TEMPO.CO, Jakarta - Mantan Anggota DPRD Surakarta tahun 1997-1999 Boyamin Saiman mengatakan koreksi atas kesalahan penulisan dalam draft UU KPK tidak sah karena dilakukan di luar sidang paripurnan DPR. Koreksi atas kesalahan itu harus memenuhi persyaratan yaitu dengan mengulang rapat paripurna DPR.
Dalam azas bernegara dan hukum, perubahan Undang-undang atas suatu kesalahan harus dengan cara yang sama atau sederajat. "Koreksi yang bukan dengan rapat paripurna menjadikan revisi UU KPK menjadi tidak sah dan batal demi hukum." Boyamin menyampaikannya dalam keterangan tertulis pada Kamis, 17 Oktober 2019.
Kesalahan penulisan dalam UU KPK itu di antaranya adalah mengenai batas usia 50 tahun.

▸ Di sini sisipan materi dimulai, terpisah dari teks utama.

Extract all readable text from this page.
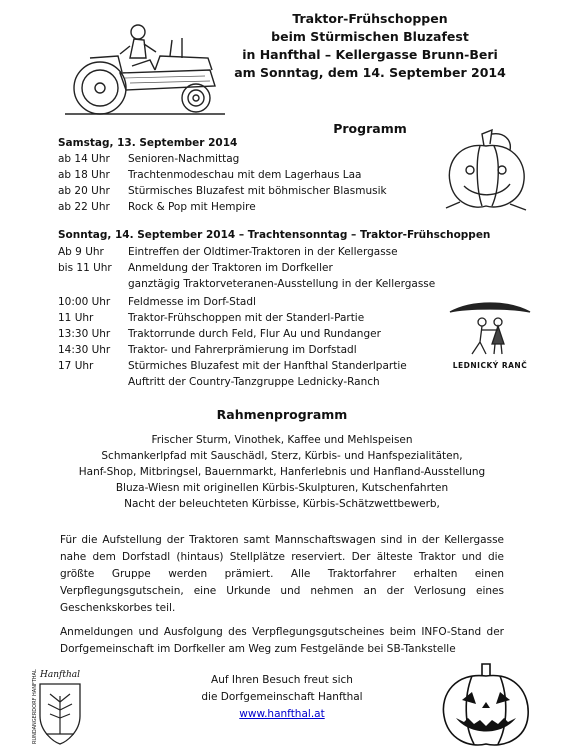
Traktor-Frühschoppen
beim Stürmischen Bluzafest
in Hanfthal – Kellergasse Brunn-Beri
am Sonntag, dem 14. September 2014
Programm
Samstag, 13. September 2014
ab 14 Uhr Senioren-Nachmittag
ab 18 Uhr Trachtenmodeschau mit dem Lagerhaus Laa
ab 20 Uhr Stürmisches Bluzafest mit böhmischer Blasmusik
ab 22 Uhr Rock & Pop mit Hempire
Sonntag, 14. September 2014 – Trachtensonntag – Traktor-Frühschoppen
Ab 9 Uhr Eintreffen der Oldtimer-Traktoren in der Kellergasse
bis 11 Uhr Anmeldung der Traktoren im Dorfkeller
ganztägig Traktorveteranen-Ausstellung in der Kellergasse
10:00 Uhr Feldmesse im Dorf-Stadl
11 Uhr	Traktor-Frühschoppen mit der Standerl-Partie
13:30 Uhr Traktorrunde durch Feld, Flur Au und Rundanger
14:30 Uhr Traktor- und Fahrerprämierung im Dorfstadl
17 Uhr	Stürmiches Bluzafest mit der Hanfthal Standerlpartie
Auftritt der Country-Tanzgruppe Lednicky-Ranch
LEDNICKÝ RANČ
Rahmenprogramm
Frischer Sturm, Vinothek, Kaffee und Mehlspeisen
Schmankerlpfad mit Sauschädl, Sterz, Kürbis- und Hanfspezialitäten,
Hanf-Shop, Mitbringsel, Bauernmarkt, Hanferlebnis und Hanfland-Ausstellung
Bluza-Wiesn mit originellen Kürbis-Skulpturen, Kutschenfahrten
Nacht der beleuchteten Kürbisse, Kürbis-Schätzwettbewerb,
Für die Aufstellung der Traktoren samt Mannschaftswagen sind in der Kellergasse nahe dem Dorfstadl (hintaus) Stellplätze reserviert. Der älteste Traktor und die größte Gruppe werden prämiert. Alle Traktorfahrer erhalten einen Verpflegungsgutschein, eine Urkunde und nehmen an der Verlosung eines Geschenkskorbes teil.
Anmeldungen und Ausfolgung des Verpflegungsgutscheines beim INFO-Stand der Dorfgemeinschaft im Dorfkeller am Weg zum Festgelände bei SB-Tankstelle
Hanfthal
RUNDANGERDORF HANFTHAL	Auf Ihren Besuch freut sich
die Dorfgemeinschaft Hanfthal
www.hanfthal.at
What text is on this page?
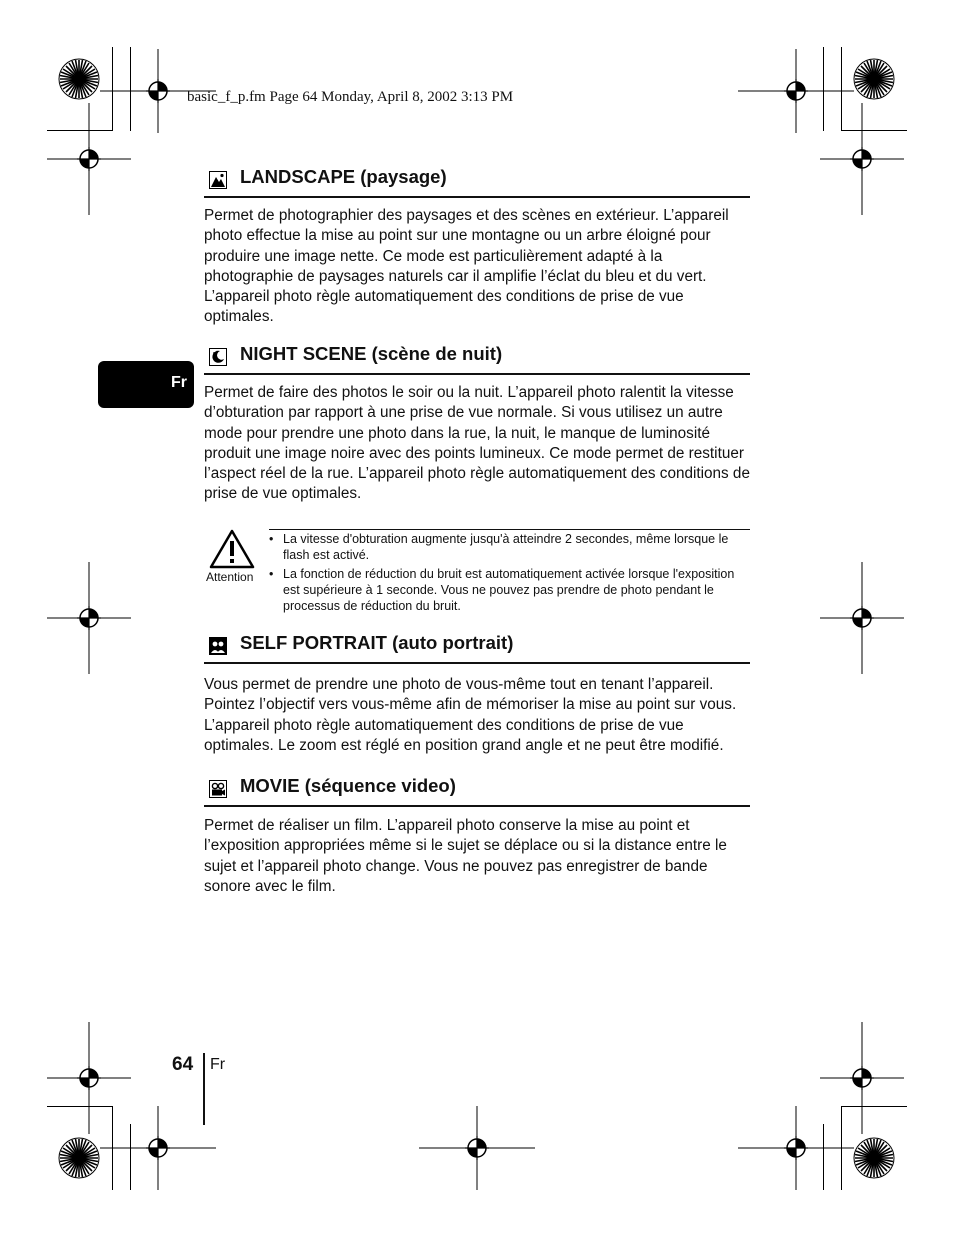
basic_f_p.fm Page 64 Monday, April 8, 2002 3:13 PM
Fr
LANDSCAPE (paysage)

Permet de photographier des paysages et des scènes en extérieur. L’appareil photo effectue la mise au point sur une montagne ou un arbre éloigné pour produire une image nette. Ce mode est particulièrement adapté à la photographie de paysages naturels car il amplifie l’éclat du bleu et du vert. L’appareil photo règle automatiquement des conditions de prise de vue optimales.

NIGHT SCENE (scène de nuit)

Permet de faire des photos le soir ou la nuit. L’appareil photo ralentit la vitesse d’obturation par rapport à une prise de vue normale. Si vous utilisez un autre mode pour prendre une photo dans la rue, la nuit, le manque de luminosité produit une image noire avec des points lumineux. Ce mode permet de restituer l’aspect réel de la rue. L’appareil photo règle automatiquement des conditions de prise de vue optimales.

Attention
• La vitesse d'obturation augmente jusqu'à atteindre 2 secondes, même lorsque le flash est activé.
• La fonction de réduction du bruit est automatiquement activée lorsque l'exposition est supérieure à 1 seconde. Vous ne pouvez pas prendre de photo pendant le processus de réduction du bruit.
SELF PORTRAIT (auto portrait)

Vous permet de prendre une photo de vous-même tout en tenant l’appareil. Pointez l’objectif vers vous-même afin de mémoriser la mise au point sur vous. L’appareil photo règle automatiquement des conditions de prise de vue optimales. Le zoom est réglé en position grand angle et ne peut être modifié.

MOVIE (séquence video)

Permet de réaliser un film. L’appareil photo conserve la mise au point et l’exposition appropriées même si le sujet se déplace ou si la distance entre le sujet et l’appareil photo change. Vous ne pouvez pas enregistrer de bande sonore avec le film.

64 Fr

Namun yang tertulis dalam kurung adalah empat puluh tahun (50 Tahun (Empat puluh)). Menurut Koordinator Masyarakat Anti Korupsi Indonesia (MAKI) itu, salah ketik ini bisa menimbulkan dua makna yang berbeda. "Dengan demikian hal ini bukan sekedar kesalahan typo, namun kesalahan substantif."
DPR periode 2019-2024 saat ini belum memiliki Badan Legislasi (Baleg) yang baru. Sehingga, kata dia, koreksi yang dianggap salah ketik oleh DPR periode saat ini tidak sah. Pengiriman revisi UU KPK saat itu oleh Baleg DPR. “Selama rapat paripurna tidak dilakukan, revisi UU KPK tidak sah."
Boyamin juga mengatakan UU KPK masih menyisakan masalah lain yaitu tidak kuorumnya kehadiran secara fisik anggota DPR. Saat pengesahan rapat paripurna, DPR hanya dihadiri 89 anggota.
Di tambah lagi terkait pembacaan revisi UU KPK yang tak dibacakan secara utuh oleh Fahri Hamzah selaku pimpinan rapat paripurna DPR. "Padahal sebelum dimintakan persetujuan harus dibacakan secara utuh untuk menghindari kesalahan sebagaimana terjadi saat ini."